Tuesday, May 17, 2011

Accountable Care "Smackdown" Part III

The feds fight back - Yes We Can!

From modernhealthcare.com today, Berwick interview:

http://www.modernhealthcare.com/article/20110517/NEWS/305179959?AllowView=VW8xUmo5Q21TcWJOb1gzb0tNN3RLZ0h0MWg5SVgra3NZRzROR3l0WWRMZmJVZndHRWxiNUtpQzMyWmV1NW5zWUpibW8=


Accountable Care "Smackdown" Part II

While the feds were developing regulations for Medicare ACOs, both the feds and the American Hospital Association were developing cost numbers for ACO start-ups.

Today the AHA published its preliminary numbers, listing 23 major competencies to form and operate a hospital-based ACO (the AHA has been generally supportive of reform efforts, seeing a grim future).

The AHA costs estimates ranged from 600% and 1400% higher than the DHHS-CMS estimates. Both estimates are preliminary, but that is a huge difference. In my opinion (without deep analysis) the federal estimates have the substance of cotton candy.

On the list of 23 competencies, some were for formation only but most for formation and operations (my own list was 13 major competencies for on-going operations). The ACO is a very complex business model.

If ACOs do not fly, the major objectives of PPACA (Obamacare) will be difficult if not impossible to achieve.

Friday, May 13, 2011

Accountable Care "Smackdown"

The American Medical Group Association represents about 400 very large and sophisticated multi-specialty physicians groups, such as the Cleveland Clinic group and Intermountain (Utah) group.

The Obama administration had counted on these groups to be the first to create Accountable Care Organizations (ACOs), starting with Medicare ACOs in 2012 and then moving to full service ACOs. These groups were more likely to have the resources necessary to start an ACO.

On Wednesday the group announced probably 90% of its members would not participate, because the draft regulations issued March 31st were too prescriptive, too operationally complex, the move to risk sharing is too quick, the gatekeeper and risk management capabilities requirements too much, and the time lines too short. The AMGA consensus is the chance of success is close to zero, so why waste resources.

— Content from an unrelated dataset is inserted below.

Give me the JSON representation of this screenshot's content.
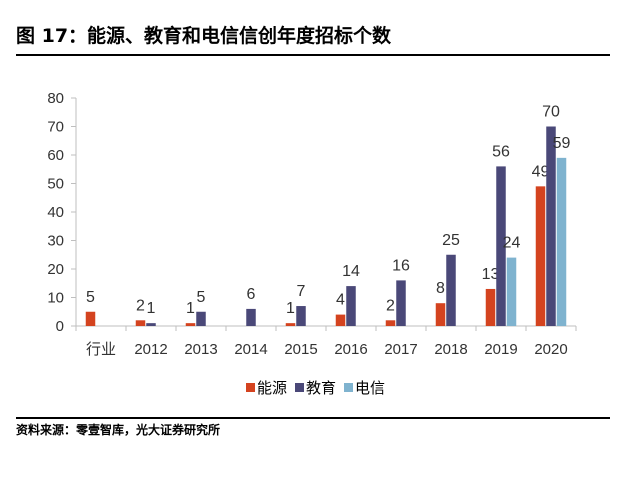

If the big 400 cannot chew through this and come up with a workable plan, neither will other physician groups. Based on our recent conference attendance many provider organizations are taking the slow down approach.

It appears today only very large very integrated systems owning all of the necessary providers will be in the first wave. This could change for the better, but we doubt it. This could change for the worse though.

Not enough ACOs, no significant cost savings with quality improvement, no deficit improvement, train wreck.